Autor de los poemarios Las deudas del viajero, Frío y La caja negra y responsable de la antología Alfileres, Josep M. Rodríguez (Súria, 1976) se ha convertido en un perseverante estudioso del haiku, estrofa japonesa que alcanza la categoría de moda entre las últimas promociones, sobre todo a partir de los años setenta, cuando se publica en castellano Sendas de Oku, la obra cimera de Matsuo Bashō, a cargo de Octavio Paz.
En Hana o la flor del cerezo el barcelonés investiga la divulgación de una estrofa que en el imaginario del movimiento modernista aparece ligada al exotismo y a un gusto refinado, exquisito, enaltecido por parnasianos y simbolistas. Circunstancias históricas, derivadas del desarrollo industrial y económico del siglo XIX que exigía la búsqueda de materias primas y mercados, propician el descubrimiento de un horizonte cultural semidesconocido; las exposiciones universales y los viajes de escritores a Oriente van a contribuir a una pautada amanecida de una estética que enriquecerá la sensibilidad occidental.
Una voz representativa del periodo Heian, Murasaki Shikibu, parece inspirar el rótulo del presente estudio. Uno de sus tankas emparenta existencia y fugacidad del siguiente modo: "Cómo quejarnos / de ésta, nuestra vida, / al compararla / con el florecimiento / del cerezo silvestre". Es sabido que la contemplación de la rama florecida es una costumbre extendida, casi un rito popular que año tras año se repite como nítida imagen del proceso de transformación al que la realidad se somete. La poesía se apropia de esa fugacidad y hallaría en el haiku un decir elemental.

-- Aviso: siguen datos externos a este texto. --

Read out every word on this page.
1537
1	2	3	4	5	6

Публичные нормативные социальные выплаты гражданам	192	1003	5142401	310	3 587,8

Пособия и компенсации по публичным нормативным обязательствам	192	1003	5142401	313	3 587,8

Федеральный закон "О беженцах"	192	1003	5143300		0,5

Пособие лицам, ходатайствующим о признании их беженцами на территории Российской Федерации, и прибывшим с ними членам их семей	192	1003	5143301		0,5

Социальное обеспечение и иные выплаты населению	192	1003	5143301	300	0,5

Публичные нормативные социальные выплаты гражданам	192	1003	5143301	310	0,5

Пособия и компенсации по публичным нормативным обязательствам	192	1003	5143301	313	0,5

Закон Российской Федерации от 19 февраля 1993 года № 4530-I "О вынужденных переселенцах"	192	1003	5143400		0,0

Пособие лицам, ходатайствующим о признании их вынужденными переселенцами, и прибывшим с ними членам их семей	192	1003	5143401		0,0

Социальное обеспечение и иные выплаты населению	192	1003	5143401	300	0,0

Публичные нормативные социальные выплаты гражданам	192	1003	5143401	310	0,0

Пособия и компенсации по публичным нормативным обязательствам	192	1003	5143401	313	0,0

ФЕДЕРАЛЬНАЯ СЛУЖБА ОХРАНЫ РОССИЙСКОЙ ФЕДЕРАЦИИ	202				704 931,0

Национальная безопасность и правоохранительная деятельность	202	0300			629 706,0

Josep M. Rodríguez rastrea la influencia y aclimatación de los maestros japoneses a lo largo del tiempo en textos en prosa y poemas orientalizantes no exentos, en ocasiones, de una retórica de lugares comunes, limitada a rellenar un copioso escenario de elementos dispares. La flexibilidad métrica afecta también a las cualidades máximas originarias que buscaban casi siempre capacidad de sugerencia, imagen intuitiva y economía verbal. Estudia cómo la nueva sensibilidad se va asentando en las producciones literarias francesas y anglosajonas y cómo son muchas las recreaciones de motivos. En castellano suele atribuirse el mérito de introducir el haiku en nuestro idioma a José Juan Tablada, aunque sus poemas sintéticos casi nunca respetan la organización rítmica tradicional. La seducción orientalista afecta a Piedra y cielo, de Juan Ramón Jiménez; a la poesía modernista de Manuel Machado y también a casi todos los representantes de la Generación del 27. La ingeniosidad de las greguerías no parece compartir más condiciones con el haiku que la brevedad. Otra forma breve, el aforismo, presenta un elaborado mensaje conceptual, muy alejado de la inmediatez del haiku. Otros espacios lingüísticos peninsulares también dan fe del aire de familia oriental; recordemos la antología de Manent o la Poesia xinesa de A. Mestres.
Cada tradición busca elementos renovadores que contribuyan a integrarse en el devenir literario. Es innegable que el haiku, con una notoria flexibilidad, ha pasado a ser de uso común; falta por asegurar su permanencia buscando un espíritu autónomo y parámetros que justifiquen y propicien la necesidad del poema. Que el haiku no sea flor de un día.
Este de Madrid, núm. 178 (julio, 2007).